Cuttlefish ‘will eat fewer crabs if shrimp is on the menu’
It appears cuttlefish, like humans, have strong food preferences.
Scientists have found that these marine creatures will eat fewer crabs during the day if they know that shrimp, their favourite meal, will be on the evening menu.
Researchers say the cephalopod’s ability to make decisions based on future expectations “reveals complex cognitive abilities”.
Pauline Billard, a PhD student in the University of Cambridge’s Department of Psychology and first author on the study, said: “It was surprising to see how quickly the cuttlefish adapted their eating behaviour – in only a few days they learned whether there was likely to be shrimp in the evening or not.
“This is a very complex behaviour and is only possible because they have a sophisticated brain.”
The researchers tested 29 European common cuttlefish (Sepia officinalis) by offering them both shrimp and crab five times a day, for five days.
All the cuttlefish demonstrated a preference for shrimp.
The team then performed further experiments by, first, serving shrimp to the cuttlefish every evening before switching to more random offerings.
When served one shrimp every evening, the cuttlefish became more selective during the day and consumed fewer crabs.
But when they were provided with evening shrimp on a random basis, the researchers found the cuttlefish became opportunistic and ate more crabs during the day.

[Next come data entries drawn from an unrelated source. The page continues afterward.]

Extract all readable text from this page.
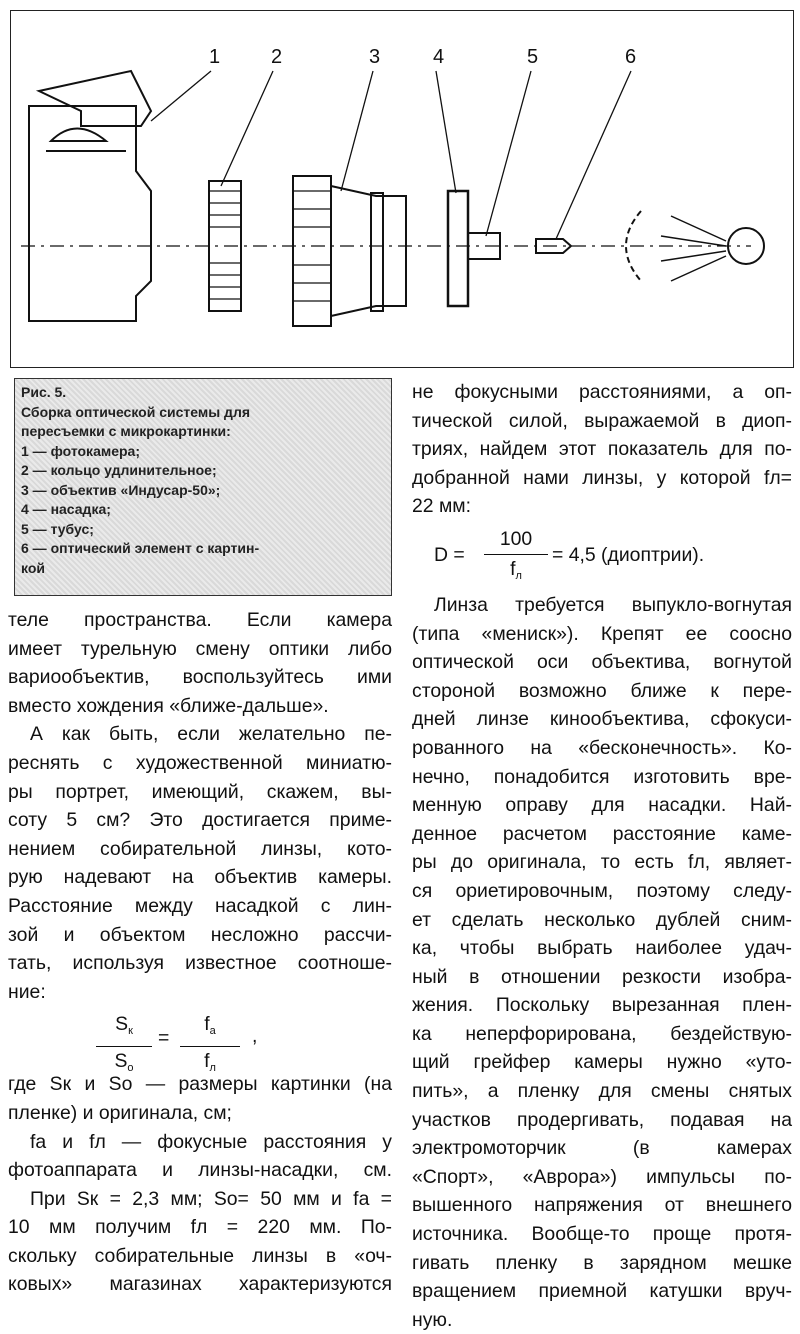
1	2	3	4	5	6
Рис. 5.
Сборка оптической системы для
пересъемки с микрокартинки:
1 — фотокамера;
2 — кольцо удлинительное;
3 — объектив «Индусар-50»;
4 — насадка;
5 — тубус;
6 — оптический элемент с картин-
кой

теле пространства. Если камера

имеет турельную смену оптики либо

вариообъектив, воспользуйтесь ими

вместо хождения «ближе-дальше».

А как быть, если желательно пе-

реснять с художественной миниатю-

ры портрет, имеющий, скажем, вы-

соту 5 см? Это достигается приме-

нением собирательной линзы, кото-

рую надевают на объектив камеры.

Расстояние между насадкой с лин-

зой и объектом несложно рассчи-

тать, используя известное соотноше-

ние:

$S_к$
$S_о$
=
$f_а$
$f_л$
,

где Sк и Sо — размеры картинки (на

пленке) и оригинала, см;

fа и fл — фокусные расстояния у

фотоаппарата и линзы-насадки, см.

При Sк = 2,3 мм; Sо= 50 мм и fа =

10 мм получим fл = 220 мм. По-

скольку собирательные линзы в «оч-

ковых» магазинах характеризуются

не фокусными расстояниями, а оп-

тической силой, выражаемой в диоп-

триях, найдем этот показатель для по-

добранной нами линзы, у которой fл=

22 мм:

D =
100
$f_л$
= 4,5 (диоптрии).

Линза требуется выпукло-вогнутая

(типа «мениск»). Крепят ее соосно

оптической оси объектива, вогнутой

стороной возможно ближе к пере-

дней линзе кинообъектива, сфокуси-

рованного на «бесконечность». Ко-

нечно, понадобится изготовить вре-

менную оправу для насадки. Най-

денное расчетом расстояние каме-

ры до оригинала, то есть fл, являет-

ся ориетировочным, поэтому следу-

ет сделать несколько дублей сним-

ка, чтобы выбрать наиболее удач-

ный в отношении резкости изобра-

жения. Поскольку вырезанная плен-

ка неперфорирована, бездействую-

щий грейфер камеры нужно «уто-

пить», а пленку для смены снятых

участков продергивать, подавая на

электромоторчик (в камерах

«Спорт», «Аврора») импульсы по-

вышенного напряжения от внешнего

источника. Вообще-то проще протя-

гивать пленку в зарядном мешке

вращением приемной катушки вруч-

ную.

Like humans and other vertebrate animals, cuttlefish have large central nervous system.
According to the researchers, this network of nerves can help them remember things that happened in the past and allow them to use the information to modify their behaviour in anticipation of the future.
Nicola Clayton, a professor at the University of Cambridge’s department of psychology, who led the study, said: “This flexible foraging strategy shows that cuttlefish can adapt quickly to changes in their environment using previous experience.
“This discovery could provide a valuable insight into the evolutionary origins of such complex cognitive ability.”
The findings are published in the journal Biology Letters.